Fisher, 52, landed in College Station in December after spending the past 11 seasons in Tallahassee, the last eight as Florida State’s head coach.

SEC Roots

Fisher is best known for guiding the Seminoles to the 2013 national championship, but his SEC roots run deep.

“As some of y’all know this is the conference in which I cut my teeth on, so I understand a lot about it and know a lot about it,”  Fisher said. “I know this is as good a league as there is in college football. There’s no shortcut. The ‘I’ you don’t dot and the ’T’ you don’t cross get exposed very quickly in this league.”

Indeed, Fisher open his coaching career working beside Terry Bowden as quarterbacks coach at Auburn (1993-1998) before moving on as offensive coordinator for Nick Saban (2000-04) and Les Miles (2005-06) at LSU.
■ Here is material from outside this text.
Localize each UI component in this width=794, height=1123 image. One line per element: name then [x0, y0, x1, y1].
Fisher was Auburn’s quarterbacks coach in 1993 when Bowden led that program to an 11-0 record his first year at the helm after Pat Dye left the program on probation following a 5-5-1 season.

Three years after Saban hired Fisher as his first offensive coordinator, the pair delivered the Bayou Bengals a national championship.

In 2007, Fisher made his move to the ACC where he worked under College Football Hall of Famer Bobby Bowden as offensive coordinator, ultimately taking over as head coach in 2010.

Confident Aggies

Four years later, Fisher led Florida State to the national title, and he’s confident he can lead Texas A&M football to a national title, too.

“If I didn’t think if it was capable of being done (at Texas A&M), I wouldn’t have went,” Fisher said at the SEC Spring Meetings in Destin, Fla, in May. “I want to build a program not a team, I want to put things in place to sustain the test of time.”

The Aggies are 2-14 against ranked opponents the past four seasons, but Fisher is focused on the process, and on delivering results.

“The SEC West, that’s what I grew up in, at Auburn for six years and LSU for seven,” Fisher said “ Every week was for the national championship, because the teams you played had the capabilities of being there.

“The physicality of this league, you have to understand it and embrace it, and run with it and take pride in coming through that gauntlet of games to be there.”

Texas A&M plays Clemson (Sept. 8, College Station) and Alabama (Sept. 22, Tuscaloosa) the opening month of the season.